É em 1789, com o advento da Revolução Francesa, que Hegel irá se entusiasmar e acreditar, ao menos em primeiro momento, que os homens fizeram um esforço racional e histórico para reviver a polis grega.
O evento na França, representou para Hegel o pensamento crítico que se efetiva no mundo, foi o esforço para tornar o mundo pensado e tal aquisição permitiria o desenvolvimento de seu próprio devir histórico. O mundo pensado é passível de reflexão, isto significa, uma união entre participação efetiva do pensamento e crítica do pensamento como realidades históricas.
Foi na França da Revolução que o jovem filósofo alemão viu o re-surgimento da polis, a identidade entre indivíduos e o seu ser mais elevado mediados pelo uso da razão. Sendo assim, o seu ideal de liberdade estava tentando se desenvolver na França, e desta forma, com este entusiasmo, que Hegel firmou de vez o ideal de liberdade como ponto central de seu pensamento.

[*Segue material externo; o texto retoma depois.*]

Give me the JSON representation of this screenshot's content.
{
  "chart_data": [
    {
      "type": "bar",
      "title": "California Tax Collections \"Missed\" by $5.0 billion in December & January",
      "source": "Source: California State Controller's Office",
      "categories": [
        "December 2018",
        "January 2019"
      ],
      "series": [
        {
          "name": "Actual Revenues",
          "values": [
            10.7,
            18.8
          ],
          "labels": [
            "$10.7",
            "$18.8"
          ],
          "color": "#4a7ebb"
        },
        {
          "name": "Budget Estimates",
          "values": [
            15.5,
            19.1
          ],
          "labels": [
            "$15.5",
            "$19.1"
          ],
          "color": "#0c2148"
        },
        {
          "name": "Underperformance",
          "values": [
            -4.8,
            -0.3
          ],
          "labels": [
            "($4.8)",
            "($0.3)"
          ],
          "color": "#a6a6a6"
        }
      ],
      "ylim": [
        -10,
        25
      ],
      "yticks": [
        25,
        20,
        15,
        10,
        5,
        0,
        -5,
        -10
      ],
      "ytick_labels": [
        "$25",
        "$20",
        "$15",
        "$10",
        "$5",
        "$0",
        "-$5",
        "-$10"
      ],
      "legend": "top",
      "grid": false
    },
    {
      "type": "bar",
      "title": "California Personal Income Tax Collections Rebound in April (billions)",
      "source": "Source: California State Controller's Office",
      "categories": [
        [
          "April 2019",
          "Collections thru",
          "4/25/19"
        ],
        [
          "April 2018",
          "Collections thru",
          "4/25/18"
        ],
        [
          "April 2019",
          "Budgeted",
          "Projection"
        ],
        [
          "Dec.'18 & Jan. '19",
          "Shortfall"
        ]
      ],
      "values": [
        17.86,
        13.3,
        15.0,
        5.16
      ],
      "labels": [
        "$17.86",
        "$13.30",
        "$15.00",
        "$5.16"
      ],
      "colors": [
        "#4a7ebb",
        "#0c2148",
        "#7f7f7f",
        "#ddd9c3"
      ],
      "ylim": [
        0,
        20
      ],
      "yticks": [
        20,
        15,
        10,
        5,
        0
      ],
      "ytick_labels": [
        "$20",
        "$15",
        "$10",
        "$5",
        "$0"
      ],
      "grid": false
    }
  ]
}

“Desde que o sol se mantém no firmamento e os planetas descrevem seu círculo ao redor dele, jamais se havia visto o homem se colocar no alto, isto é, no pensamento, e edificar a efetividade de acordo com este. Anaxágoras foi o primeiro a dizer que o nous, κµαδ, regra o mundo; mas somente agora o homem chegou a conhecer que o pensamento deve reger a efetividade espiritual. Foi, portanto, um magnífico raiar do sol. Todos os seres pensantes celebram juntos essa época. Uma emoção sublime reinou nesse tempo, um entusiasmo do espírito fez estremecer o mundo, como se então se tivesse chegado à reconciliação efetiva do divino com o mundo” (G11,p.557-558). (Bourgeois, pp.38-39)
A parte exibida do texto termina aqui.